Further, although not considered in detail in the judgment, it is notable that the date on which the limitation period was deemed to commence was November 2018, when Mrs Potter received advice from her solicitors and became aware of the commission. One must assume that there are a number of potential claimants who remain unaware that they paid a high commission on PPI policies because that commission was not disclosed to them. If that is correct, it appears that their individual limitation periods have not yet begun, let alone expired, such that this judgment might be the catalyst for a new generation of PPI mis-selling claims.

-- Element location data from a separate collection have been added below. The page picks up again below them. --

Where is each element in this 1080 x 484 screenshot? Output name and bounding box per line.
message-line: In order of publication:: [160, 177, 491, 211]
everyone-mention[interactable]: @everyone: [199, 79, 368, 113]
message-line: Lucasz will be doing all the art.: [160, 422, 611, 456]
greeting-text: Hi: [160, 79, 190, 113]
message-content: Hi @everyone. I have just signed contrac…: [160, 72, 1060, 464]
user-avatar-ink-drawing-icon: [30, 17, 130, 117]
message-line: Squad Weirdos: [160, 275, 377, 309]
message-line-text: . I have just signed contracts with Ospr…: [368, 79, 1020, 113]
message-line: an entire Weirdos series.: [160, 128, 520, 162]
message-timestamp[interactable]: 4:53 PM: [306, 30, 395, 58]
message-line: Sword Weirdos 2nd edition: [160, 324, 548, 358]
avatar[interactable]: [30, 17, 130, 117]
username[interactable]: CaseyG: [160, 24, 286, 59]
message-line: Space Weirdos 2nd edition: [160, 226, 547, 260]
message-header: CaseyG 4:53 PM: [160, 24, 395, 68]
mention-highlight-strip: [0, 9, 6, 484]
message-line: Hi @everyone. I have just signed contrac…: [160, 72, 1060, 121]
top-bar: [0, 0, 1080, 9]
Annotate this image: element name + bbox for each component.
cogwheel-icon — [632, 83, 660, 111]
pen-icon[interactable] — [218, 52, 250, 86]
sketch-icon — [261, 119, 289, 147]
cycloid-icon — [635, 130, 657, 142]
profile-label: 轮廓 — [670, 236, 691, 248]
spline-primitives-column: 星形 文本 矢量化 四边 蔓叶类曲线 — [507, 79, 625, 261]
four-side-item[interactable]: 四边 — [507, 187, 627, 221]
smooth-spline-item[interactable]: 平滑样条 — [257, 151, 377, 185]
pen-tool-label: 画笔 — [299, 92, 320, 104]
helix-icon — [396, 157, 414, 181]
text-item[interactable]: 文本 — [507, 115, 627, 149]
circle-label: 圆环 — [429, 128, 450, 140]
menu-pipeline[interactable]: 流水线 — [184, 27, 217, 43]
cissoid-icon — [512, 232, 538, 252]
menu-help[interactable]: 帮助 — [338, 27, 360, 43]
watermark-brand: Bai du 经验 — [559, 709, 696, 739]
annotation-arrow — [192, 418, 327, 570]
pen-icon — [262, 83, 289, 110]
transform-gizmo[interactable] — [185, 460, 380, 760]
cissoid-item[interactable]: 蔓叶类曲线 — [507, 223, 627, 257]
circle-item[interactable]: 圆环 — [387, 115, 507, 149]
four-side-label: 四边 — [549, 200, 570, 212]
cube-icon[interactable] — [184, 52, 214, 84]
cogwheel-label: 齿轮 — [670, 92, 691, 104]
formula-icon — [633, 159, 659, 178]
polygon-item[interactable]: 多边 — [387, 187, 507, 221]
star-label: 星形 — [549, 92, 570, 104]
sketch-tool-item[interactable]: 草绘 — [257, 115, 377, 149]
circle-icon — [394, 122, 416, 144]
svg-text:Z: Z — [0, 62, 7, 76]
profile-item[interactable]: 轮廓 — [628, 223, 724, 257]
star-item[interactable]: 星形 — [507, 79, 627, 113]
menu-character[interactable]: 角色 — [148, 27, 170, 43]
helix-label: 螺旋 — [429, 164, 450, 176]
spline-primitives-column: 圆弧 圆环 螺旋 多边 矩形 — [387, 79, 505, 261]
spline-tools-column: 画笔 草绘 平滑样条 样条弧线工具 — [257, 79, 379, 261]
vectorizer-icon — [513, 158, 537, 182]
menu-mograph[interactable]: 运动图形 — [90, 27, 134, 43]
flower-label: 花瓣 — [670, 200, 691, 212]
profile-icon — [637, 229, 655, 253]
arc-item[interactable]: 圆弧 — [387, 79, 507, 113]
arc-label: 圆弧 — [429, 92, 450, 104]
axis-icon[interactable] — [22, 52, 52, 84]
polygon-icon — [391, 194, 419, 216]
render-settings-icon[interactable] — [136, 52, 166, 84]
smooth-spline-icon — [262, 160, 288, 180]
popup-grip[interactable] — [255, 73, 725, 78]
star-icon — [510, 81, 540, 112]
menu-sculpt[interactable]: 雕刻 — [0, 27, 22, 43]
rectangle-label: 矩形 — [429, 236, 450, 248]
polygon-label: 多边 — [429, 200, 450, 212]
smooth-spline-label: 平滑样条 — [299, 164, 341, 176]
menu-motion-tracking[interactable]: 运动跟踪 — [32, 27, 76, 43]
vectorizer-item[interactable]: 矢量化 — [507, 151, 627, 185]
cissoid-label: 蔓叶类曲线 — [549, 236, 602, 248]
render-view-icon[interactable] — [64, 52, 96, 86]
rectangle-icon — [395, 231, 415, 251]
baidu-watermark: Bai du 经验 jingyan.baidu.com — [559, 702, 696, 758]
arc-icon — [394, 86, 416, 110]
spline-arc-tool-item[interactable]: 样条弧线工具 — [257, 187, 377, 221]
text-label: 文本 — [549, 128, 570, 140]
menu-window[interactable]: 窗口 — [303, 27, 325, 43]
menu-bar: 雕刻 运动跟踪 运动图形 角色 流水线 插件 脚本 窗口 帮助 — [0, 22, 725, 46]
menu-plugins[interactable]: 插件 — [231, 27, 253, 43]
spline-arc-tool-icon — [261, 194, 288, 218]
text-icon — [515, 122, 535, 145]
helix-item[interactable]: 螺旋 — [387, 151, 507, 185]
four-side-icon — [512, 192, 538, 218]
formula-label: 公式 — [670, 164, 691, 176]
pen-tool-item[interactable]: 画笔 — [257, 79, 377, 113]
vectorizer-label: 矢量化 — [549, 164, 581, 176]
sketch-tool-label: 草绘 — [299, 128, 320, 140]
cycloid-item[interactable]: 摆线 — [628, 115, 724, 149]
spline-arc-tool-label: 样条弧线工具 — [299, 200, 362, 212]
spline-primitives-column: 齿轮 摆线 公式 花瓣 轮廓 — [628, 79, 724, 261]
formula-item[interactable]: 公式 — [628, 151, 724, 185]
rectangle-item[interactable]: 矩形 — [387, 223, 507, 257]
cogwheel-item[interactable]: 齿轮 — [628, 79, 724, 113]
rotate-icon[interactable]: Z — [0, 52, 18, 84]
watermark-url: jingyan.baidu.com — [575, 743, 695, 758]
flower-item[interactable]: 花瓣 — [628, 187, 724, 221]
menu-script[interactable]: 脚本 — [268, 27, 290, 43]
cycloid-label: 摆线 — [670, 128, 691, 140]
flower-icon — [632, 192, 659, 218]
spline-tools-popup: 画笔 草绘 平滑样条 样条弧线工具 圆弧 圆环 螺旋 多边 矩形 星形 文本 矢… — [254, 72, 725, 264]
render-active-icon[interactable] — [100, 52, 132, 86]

Finally, the Court of Appeal's conclusion that a 'duty to disclose' can exist even if there is no free-standing legal duty of disclosure, and that a duty to disclose instead arises "from a combination of utility and morality", is striking, and likely to have consequences far beyond PPI mis-selling claims. In this regard, it is noteworthy that in referring to the duty arising "from a combination of utility and morality", Rose LJ was quoting Rix LJ in AIC Ltd v ITS Testing Services (UK) Ltd: The Kriti Palm [2006] EWCA Civ 1601. However, as Rose LJ acknowledged, Rix LJ went on to say that such an approach "is in theory applicable to every conceivable kind of contract". While that conclusion may be a slight exaggeration, it seems likely that this judgment will embolden many claimants who were previously unable to rely on s.32 of the Limitation Act because of the inability to identify a legal duty of disclosure.